Ohlman signed a minor league contract that included an invitation to spring training with the Toronto Blue Jays on November 17, 2016. He started the season with the Triple-A Buffalo Bisons. On May 8, the Toronto Blue Jays selected Ohlman's contract after Russell Martin was placed on the disabled list. In his first stint with the club, Ohlman recorded two hits in nine at bats before being designated for assignment on May 20. He cleared waivers on May 23 and accepted an assignment to Triple-A Buffalo. On August 12, Ohlman was called up for the second time in 2017. He platooned with Raffy Lopez while catchers Russell Martin, Luke Maile, and Miguel Montero were on the disabled list.

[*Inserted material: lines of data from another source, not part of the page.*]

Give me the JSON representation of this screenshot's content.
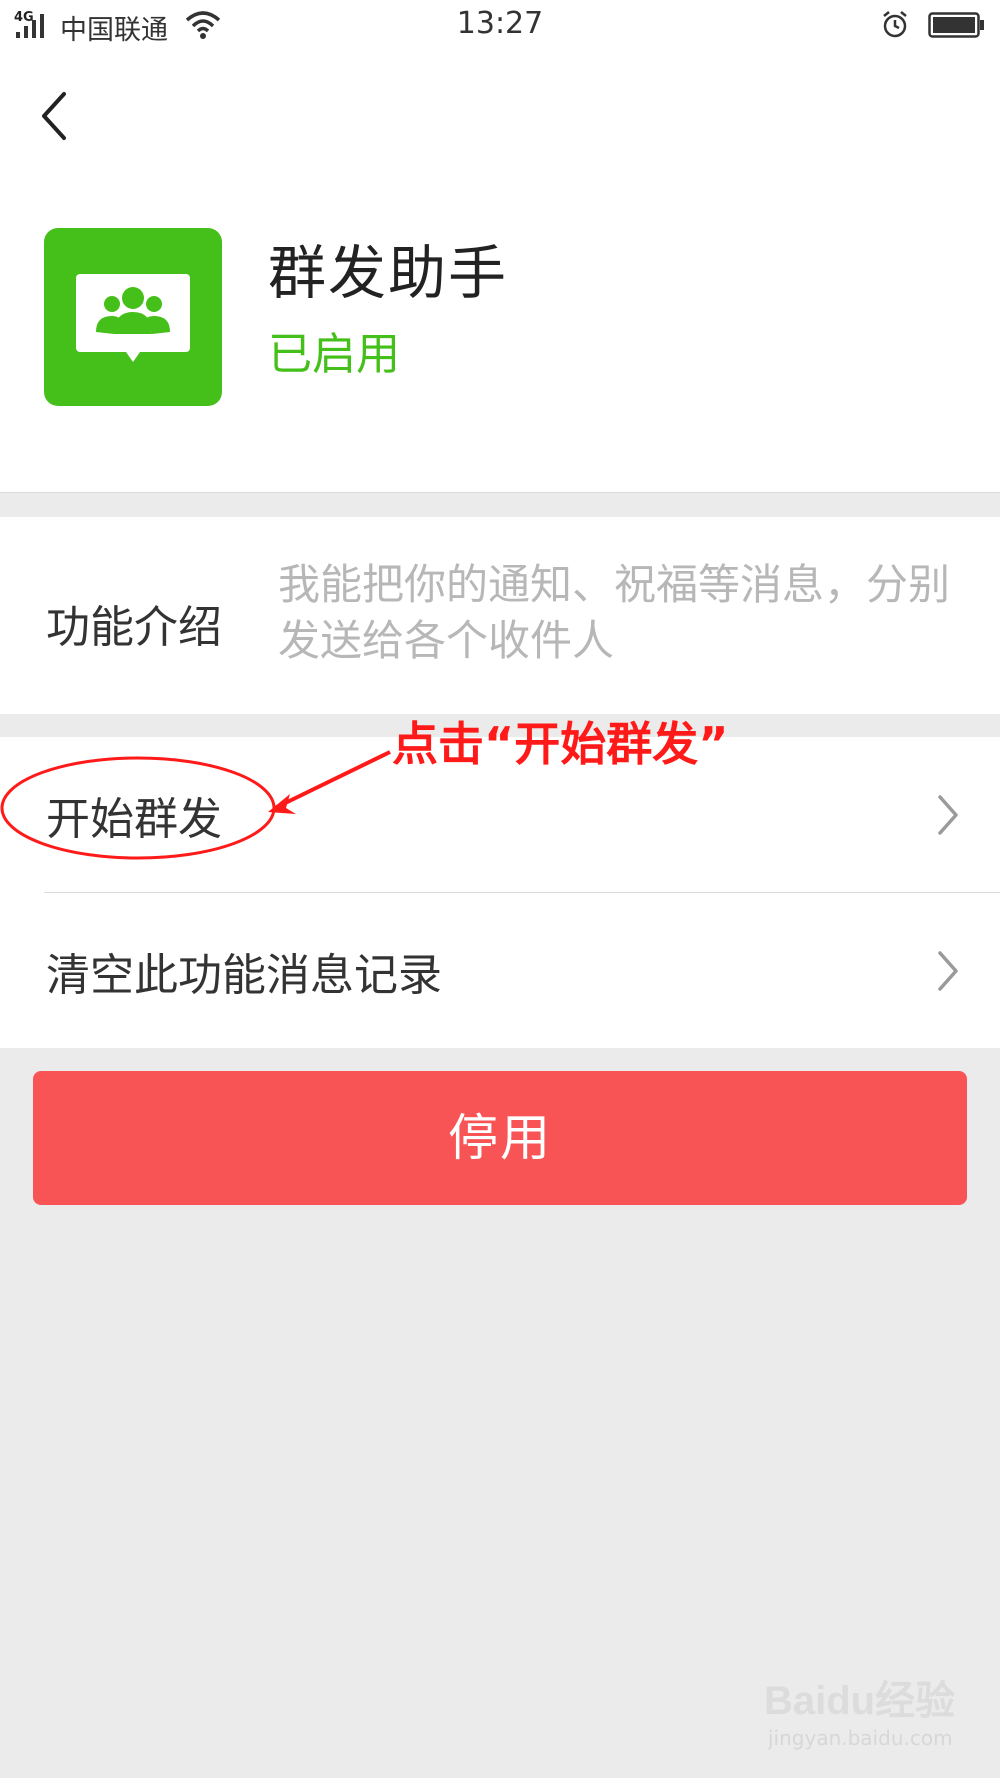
{
  "status_bar": {
    "network": "4G",
    "carrier": "中国联通",
    "time": "13:27"
  },
  "header": {
    "app_name": "群发助手",
    "app_status": "已启用",
    "accent_color": "#45c01a"
  },
  "intro": {
    "label": "功能介绍",
    "description": "我能把你的通知、祝福等消息，分别发送给各个收件人"
  },
  "menu": {
    "items": [
      {
        "label": "开始群发"
      },
      {
        "label": "清空此功能消息记录"
      }
    ]
  },
  "disable_button": {
    "label": "停用",
    "color": "#f85355"
  },
  "annotation": {
    "text": "点击“开始群发”",
    "color": "#ff1a1a"
  },
  "watermark": {
    "logo": "Baidu经验",
    "url": "jingyan.baidu.com"
  }
}
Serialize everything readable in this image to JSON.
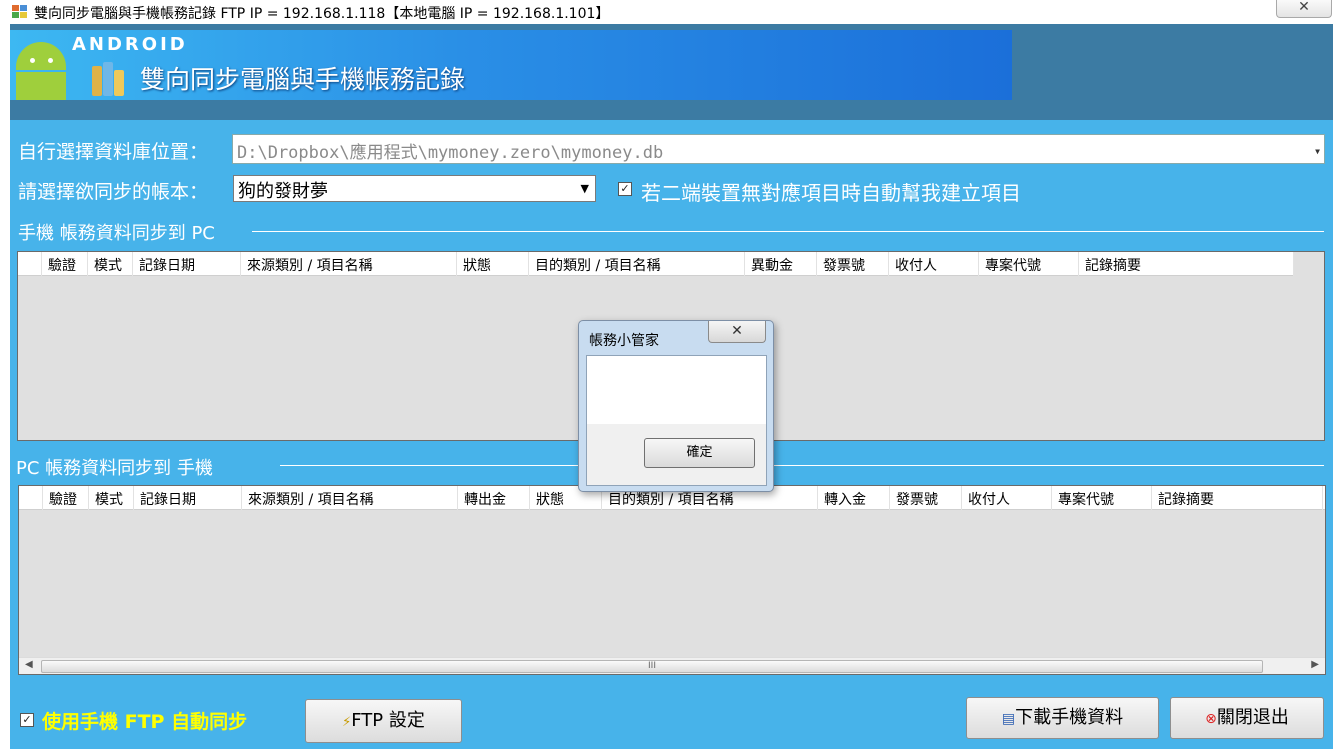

Ohlman was designated for assignment for the second time in 2017 on August 16, and was outrighted to Buffalo on August 19. On October 2, Ohlman elected free agency.

===Texas Rangers===
On January 9, 2018, Ohlman signed a minor league contract with the Texas Rangers.

===Boston Red Sox===
On March 24, 2018, the Rangers traded Ohlman to the Boston Red Sox for cash considerations. Boston assigned Ohlman to the Triple-A Pawtucket Red Sox. In 69 games for Pawtucket, he batted .208/.312/.360 with 10 home runs and 28 RBI. Ohlman elected free agency following the season on November 2.

===Somerset Patriots===
On March 6, 2019, Ohlman signed with the Somerset Patriots of the independent Atlantic League of Professional Baseball. He became a free agent following the season. In 102 games he hit .260/.348/.412 with 10 home runs, 58 RBIs and 2 stolen bases.